A President Who Can “Dance with Siva”?

The Philadelphia Inquirer newspaper is an unlikely place to encounter a dissertation on Siva Nataraja–especially when it is written by the newspaper’s editorial page editor and explains why America would be better off if the country imbibed a bit more Hinduism and the next president learned to “Dance with Siva.” Chris Satullo is the surprising author of the piece, entitled “Center Square, Econ 101: Duality of Hinduism Could Help, ” which appeared in the March 14, 2004 edition of the popular newspaper.

“Here’s my problem with America’s now-raging debate on the economy: not enough Hinduism, ” he begins. “I’m a churchgoer myself. But I have to concede this: Christianity, in its simplistic (i.e., political) form, is prone to binary thinking: good/evil, white hat/black hat. Applied to the economy, this habit leads many folks to cling to specious couplets: corporations bad/unions good; tax cuts good/social spending bad. Think, by contrast, of Hindu philosophy. One of the chief Hindu Gods is a fellow named Siva. The Destroyer–that’s the moniker He mostly goes by. But another of His epithets is the Creator. Destroyer and Creator? How can that be?”

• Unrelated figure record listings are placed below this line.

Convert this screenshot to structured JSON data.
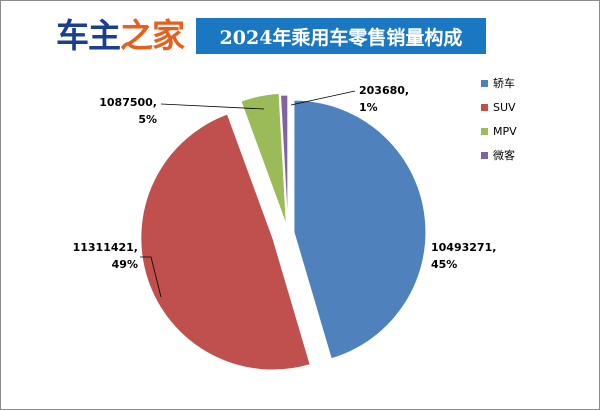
{
  "logo": {
    "part1": "车主",
    "part2": "之家"
  },
  "colors": {
    "title_bg": "#1a78c2",
    "logo_dark": "#1b3f8f",
    "logo_orange": "#e85f1c"
  },
  "chart_data": {
    "type": "pie",
    "title": "2024年乘用车零售销量构成",
    "legend_position": "right",
    "slices": [
      {
        "name": "轿车",
        "value": 10493271,
        "percent": "45%",
        "color": "#4f81bd",
        "value_label": "10493271,",
        "percent_label": "45%"
      },
      {
        "name": "SUV",
        "value": 11311421,
        "percent": "49%",
        "color": "#c0504d",
        "value_label": "11311421,",
        "percent_label": "49%"
      },
      {
        "name": "MPV",
        "value": 1087500,
        "percent": "5%",
        "color": "#9bbb59",
        "value_label": "1087500,",
        "percent_label": "5%"
      },
      {
        "name": "微客",
        "value": 203680,
        "percent": "1%",
        "color": "#8064a2",
        "value_label": "203680,",
        "percent_label": "1%"
      }
    ]
  }
}
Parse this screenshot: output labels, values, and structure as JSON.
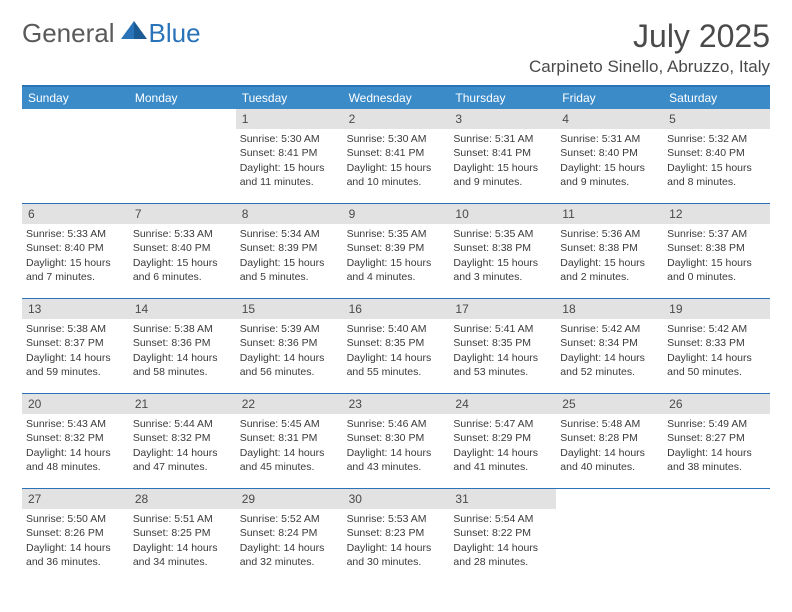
{
  "brand": {
    "part1": "General",
    "part2": "Blue"
  },
  "title": "July 2025",
  "location": "Carpineto Sinello, Abruzzo, Italy",
  "colors": {
    "header_bar": "#3b8bc9",
    "rule": "#2a73b8",
    "daynum_bg": "#e2e2e2",
    "text": "#3a3a3a"
  },
  "day_headers": [
    "Sunday",
    "Monday",
    "Tuesday",
    "Wednesday",
    "Thursday",
    "Friday",
    "Saturday"
  ],
  "weeks": [
    [
      {
        "n": "",
        "sr": "",
        "ss": "",
        "dl1": "",
        "dl2": ""
      },
      {
        "n": "",
        "sr": "",
        "ss": "",
        "dl1": "",
        "dl2": ""
      },
      {
        "n": "1",
        "sr": "Sunrise: 5:30 AM",
        "ss": "Sunset: 8:41 PM",
        "dl1": "Daylight: 15 hours",
        "dl2": "and 11 minutes."
      },
      {
        "n": "2",
        "sr": "Sunrise: 5:30 AM",
        "ss": "Sunset: 8:41 PM",
        "dl1": "Daylight: 15 hours",
        "dl2": "and 10 minutes."
      },
      {
        "n": "3",
        "sr": "Sunrise: 5:31 AM",
        "ss": "Sunset: 8:41 PM",
        "dl1": "Daylight: 15 hours",
        "dl2": "and 9 minutes."
      },
      {
        "n": "4",
        "sr": "Sunrise: 5:31 AM",
        "ss": "Sunset: 8:40 PM",
        "dl1": "Daylight: 15 hours",
        "dl2": "and 9 minutes."
      },
      {
        "n": "5",
        "sr": "Sunrise: 5:32 AM",
        "ss": "Sunset: 8:40 PM",
        "dl1": "Daylight: 15 hours",
        "dl2": "and 8 minutes."
      }
    ],
    [
      {
        "n": "6",
        "sr": "Sunrise: 5:33 AM",
        "ss": "Sunset: 8:40 PM",
        "dl1": "Daylight: 15 hours",
        "dl2": "and 7 minutes."
      },
      {
        "n": "7",
        "sr": "Sunrise: 5:33 AM",
        "ss": "Sunset: 8:40 PM",
        "dl1": "Daylight: 15 hours",
        "dl2": "and 6 minutes."
      },
      {
        "n": "8",
        "sr": "Sunrise: 5:34 AM",
        "ss": "Sunset: 8:39 PM",
        "dl1": "Daylight: 15 hours",
        "dl2": "and 5 minutes."
      },
      {
        "n": "9",
        "sr": "Sunrise: 5:35 AM",
        "ss": "Sunset: 8:39 PM",
        "dl1": "Daylight: 15 hours",
        "dl2": "and 4 minutes."
      },
      {
        "n": "10",
        "sr": "Sunrise: 5:35 AM",
        "ss": "Sunset: 8:38 PM",
        "dl1": "Daylight: 15 hours",
        "dl2": "and 3 minutes."
      },
      {
        "n": "11",
        "sr": "Sunrise: 5:36 AM",
        "ss": "Sunset: 8:38 PM",
        "dl1": "Daylight: 15 hours",
        "dl2": "and 2 minutes."
      },
      {
        "n": "12",
        "sr": "Sunrise: 5:37 AM",
        "ss": "Sunset: 8:38 PM",
        "dl1": "Daylight: 15 hours",
        "dl2": "and 0 minutes."
      }
    ],
    [
      {
        "n": "13",
        "sr": "Sunrise: 5:38 AM",
        "ss": "Sunset: 8:37 PM",
        "dl1": "Daylight: 14 hours",
        "dl2": "and 59 minutes."
      },
      {
        "n": "14",
        "sr": "Sunrise: 5:38 AM",
        "ss": "Sunset: 8:36 PM",
        "dl1": "Daylight: 14 hours",
        "dl2": "and 58 minutes."
      },
      {
        "n": "15",
        "sr": "Sunrise: 5:39 AM",
        "ss": "Sunset: 8:36 PM",
        "dl1": "Daylight: 14 hours",
        "dl2": "and 56 minutes."
      },
      {
        "n": "16",
        "sr": "Sunrise: 5:40 AM",
        "ss": "Sunset: 8:35 PM",
        "dl1": "Daylight: 14 hours",
        "dl2": "and 55 minutes."
      },
      {
        "n": "17",
        "sr": "Sunrise: 5:41 AM",
        "ss": "Sunset: 8:35 PM",
        "dl1": "Daylight: 14 hours",
        "dl2": "and 53 minutes."
      },
      {
        "n": "18",
        "sr": "Sunrise: 5:42 AM",
        "ss": "Sunset: 8:34 PM",
        "dl1": "Daylight: 14 hours",
        "dl2": "and 52 minutes."
      },
      {
        "n": "19",
        "sr": "Sunrise: 5:42 AM",
        "ss": "Sunset: 8:33 PM",
        "dl1": "Daylight: 14 hours",
        "dl2": "and 50 minutes."
      }
    ],
    [
      {
        "n": "20",
        "sr": "Sunrise: 5:43 AM",
        "ss": "Sunset: 8:32 PM",
        "dl1": "Daylight: 14 hours",
        "dl2": "and 48 minutes."
      },
      {
        "n": "21",
        "sr": "Sunrise: 5:44 AM",
        "ss": "Sunset: 8:32 PM",
        "dl1": "Daylight: 14 hours",
        "dl2": "and 47 minutes."
      },
      {
        "n": "22",
        "sr": "Sunrise: 5:45 AM",
        "ss": "Sunset: 8:31 PM",
        "dl1": "Daylight: 14 hours",
        "dl2": "and 45 minutes."
      },
      {
        "n": "23",
        "sr": "Sunrise: 5:46 AM",
        "ss": "Sunset: 8:30 PM",
        "dl1": "Daylight: 14 hours",
        "dl2": "and 43 minutes."
      },
      {
        "n": "24",
        "sr": "Sunrise: 5:47 AM",
        "ss": "Sunset: 8:29 PM",
        "dl1": "Daylight: 14 hours",
        "dl2": "and 41 minutes."
      },
      {
        "n": "25",
        "sr": "Sunrise: 5:48 AM",
        "ss": "Sunset: 8:28 PM",
        "dl1": "Daylight: 14 hours",
        "dl2": "and 40 minutes."
      },
      {
        "n": "26",
        "sr": "Sunrise: 5:49 AM",
        "ss": "Sunset: 8:27 PM",
        "dl1": "Daylight: 14 hours",
        "dl2": "and 38 minutes."
      }
    ],
    [
      {
        "n": "27",
        "sr": "Sunrise: 5:50 AM",
        "ss": "Sunset: 8:26 PM",
        "dl1": "Daylight: 14 hours",
        "dl2": "and 36 minutes."
      },
      {
        "n": "28",
        "sr": "Sunrise: 5:51 AM",
        "ss": "Sunset: 8:25 PM",
        "dl1": "Daylight: 14 hours",
        "dl2": "and 34 minutes."
      },
      {
        "n": "29",
        "sr": "Sunrise: 5:52 AM",
        "ss": "Sunset: 8:24 PM",
        "dl1": "Daylight: 14 hours",
        "dl2": "and 32 minutes."
      },
      {
        "n": "30",
        "sr": "Sunrise: 5:53 AM",
        "ss": "Sunset: 8:23 PM",
        "dl1": "Daylight: 14 hours",
        "dl2": "and 30 minutes."
      },
      {
        "n": "31",
        "sr": "Sunrise: 5:54 AM",
        "ss": "Sunset: 8:22 PM",
        "dl1": "Daylight: 14 hours",
        "dl2": "and 28 minutes."
      },
      {
        "n": "",
        "sr": "",
        "ss": "",
        "dl1": "",
        "dl2": ""
      },
      {
        "n": "",
        "sr": "",
        "ss": "",
        "dl1": "",
        "dl2": ""
      }
    ]
  ]
}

With a decent grasp of Saivite theology, he goes on, “Well, Siva embodies a central paradox of life. To create the new, you must destroy the old. To create fire, you must destroy wood. To make oil, animals must die. For the automobile to prevail, blacksmiths must suffer. For Bill Gates to rise, the typewriter repairman must fall. Siva destroys; Siva creates.”

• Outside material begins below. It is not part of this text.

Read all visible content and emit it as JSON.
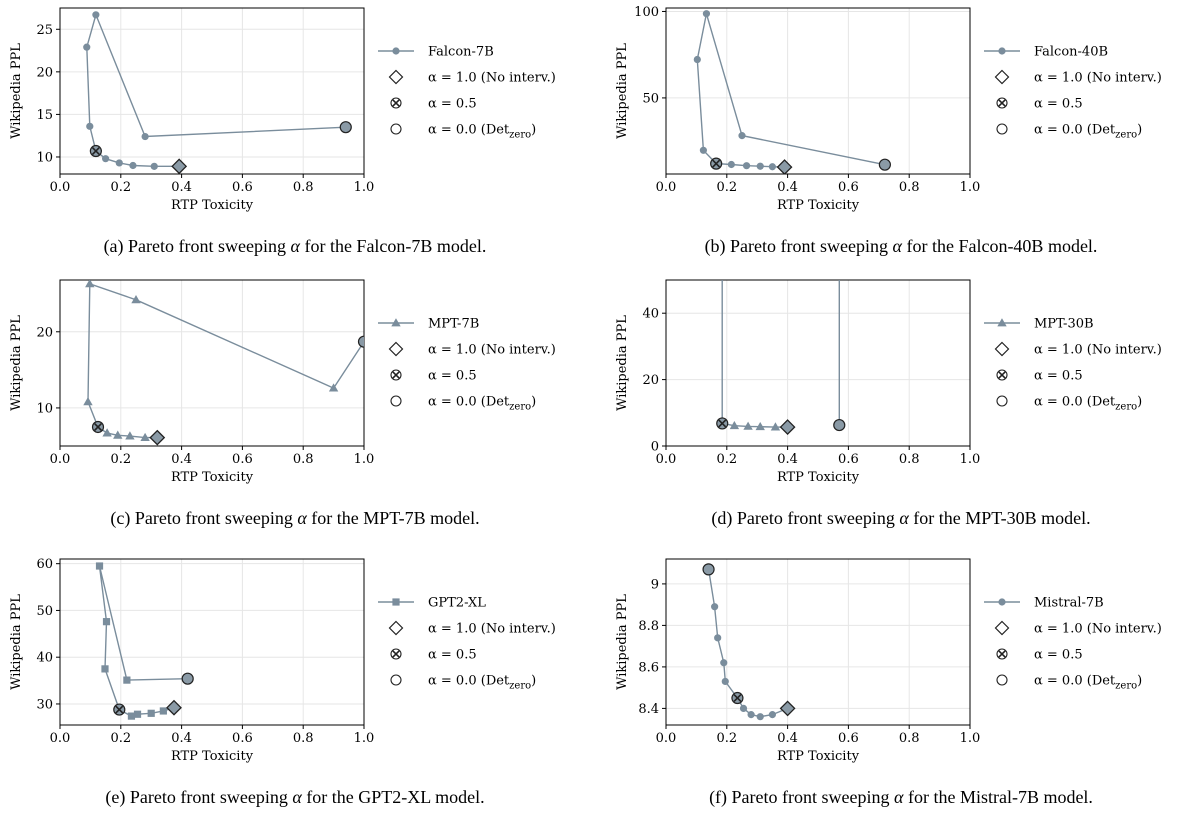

He applies this concept to the development of capitalism in America. “Look back over America’s long love affair with free-market capitalism. The net result clearly has been more wealth and more health for more people. This is so, even though the ledger includes much suffering, injustice, inequality and corruption, much strain on families and on nature. The point is: free-market capitalism is Siva. It is neither all good nor all bad; it is what it is, at once creative and destructive. The point is: The job of government is not to ‘run’ the economy. Siva does not submit to a harness. Much waste and mischief occur under that delusion. Yet, neither is it government’s role just to worship free-market capitalism, to hand over the keys. Capitalism can do too much damage to public goods. In a democratic republic, those goods should be valued more than mere wealth. They include little things such as, oh, justice, equal opportunity, stable communities, education, health care, parks, clean air. Government’s job is to defend and expand those public goods. Free markets make that job harder, because their mania for efficiency and innovation creates victims and inequalities. Yet free markets also make that job possible, by generating wealth and innovation which government can tap to heal victims and foster public goods. Any leader worthy of the name must master this dualism. A good leader needs some Hindu in him.”

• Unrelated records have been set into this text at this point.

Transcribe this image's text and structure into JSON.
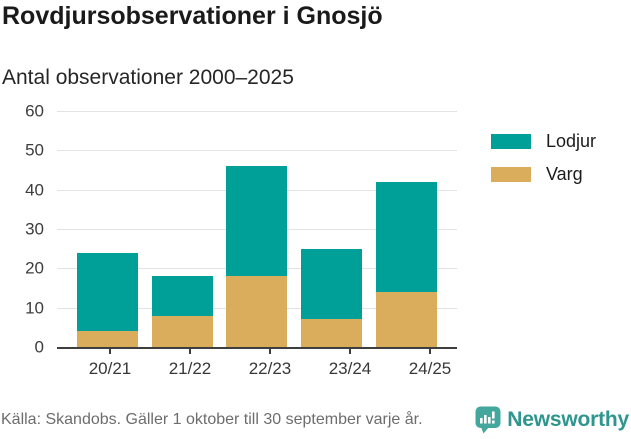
{
  "title": "Rovdjursobservationer i Gnosjö",
  "subtitle": "Antal observationer 2000–2025",
  "legend": {
    "items": [
      {
        "label": "Lodjur",
        "color": "#00a099"
      },
      {
        "label": "Varg",
        "color": "#d9ad5b"
      }
    ]
  },
  "footer": {
    "source": "Källa: Skandobs. Gäller 1 oktober till 30 september varje år.",
    "brand": "Newsworthy",
    "brand_icon": "newsworthy-speech-bubble-bar-chart-icon"
  },
  "colors": {
    "lodjur": "#00a099",
    "varg": "#d9ad5b",
    "axis": "#3e3e3e",
    "gridline": "#e3e3e3",
    "brand_teal": "#2f968e",
    "brand_icon_teal": "#44a79e",
    "source_gray": "#6d6d6d"
  },
  "chart_data": {
    "type": "bar",
    "stacked": true,
    "title": "Rovdjursobservationer i Gnosjö",
    "subtitle": "Antal observationer 2000–2025",
    "categories": [
      "20/21",
      "21/22",
      "22/23",
      "23/24",
      "24/25"
    ],
    "series": [
      {
        "name": "Varg",
        "color": "#d9ad5b",
        "values": [
          4,
          8,
          18,
          7,
          14
        ]
      },
      {
        "name": "Lodjur",
        "color": "#00a099",
        "values": [
          20,
          10,
          28,
          18,
          28
        ]
      }
    ],
    "totals": [
      24,
      18,
      46,
      25,
      42
    ],
    "xlabel": "",
    "ylabel": "",
    "ylim": [
      0,
      60
    ],
    "yticks": [
      0,
      10,
      20,
      30,
      40,
      50,
      60
    ],
    "grid": "horizontal",
    "legend_position": "top-right"
  }
}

Satullo goes on to criticize President Bush as “rigid ” and a worshiper of capitalism. “Not only isn’t he much of a Hindu; he needs work on the Christian thing, too, ” concludes Satullo–because, in his opinion, the President isn’t showing enough mercy towards those hurt by economic problems. Satullo takes a few equalizing swipes at the Democrats, then concludes his piece. “God, I miss Bill Clinton, even more than I want to slap him. He was the Democrat who got it, who mastered the Hindu dualism. He knew that, in the long run, you hurt working people by attacking free trade and innovation. But he also saw that it is an unpardonable breach of faith to ignore the harm those forces do to some workers in the short run. Even Clinton wasn’t smart enough to predict today’s dilemma. He didn’t anticipate off-shoring, didn’t see that Bangalore might soon start eating San Jose’s lunch. Maybe off-shoring is just a ripplet that hysteria has hyped into a tsunami. That is a Democratic habit, after all. I’m not smart enough to know. What worries me is none of the guys running for president seems to be either. I’m looking for a sign, for someone who knows how to dance with Siva.”

The editorial is a welcome change from a general trend in the Western press to use or refer to Hindu metaphors, concepts and imagery in demeaning and derogatory ways. There is the common phrase in economics itself, “the Hindu rate of growth.” The term refers to India’s post-independence Gross National Product growth rate of two to three percent a year under Nehru’s socialism. It was the slowest in the region, and a pattern which only accelerated in the 1980s. One never hears of a “Muslim rate of growth ” to describe Pakistan’s economy, or a “Christian rate of growth ” to describe Haiti’s, both with lower GNP’s than India. Our kudos go to editor Satullo for an insightful and useful application of Hindu philosophy to the problems of modern America.”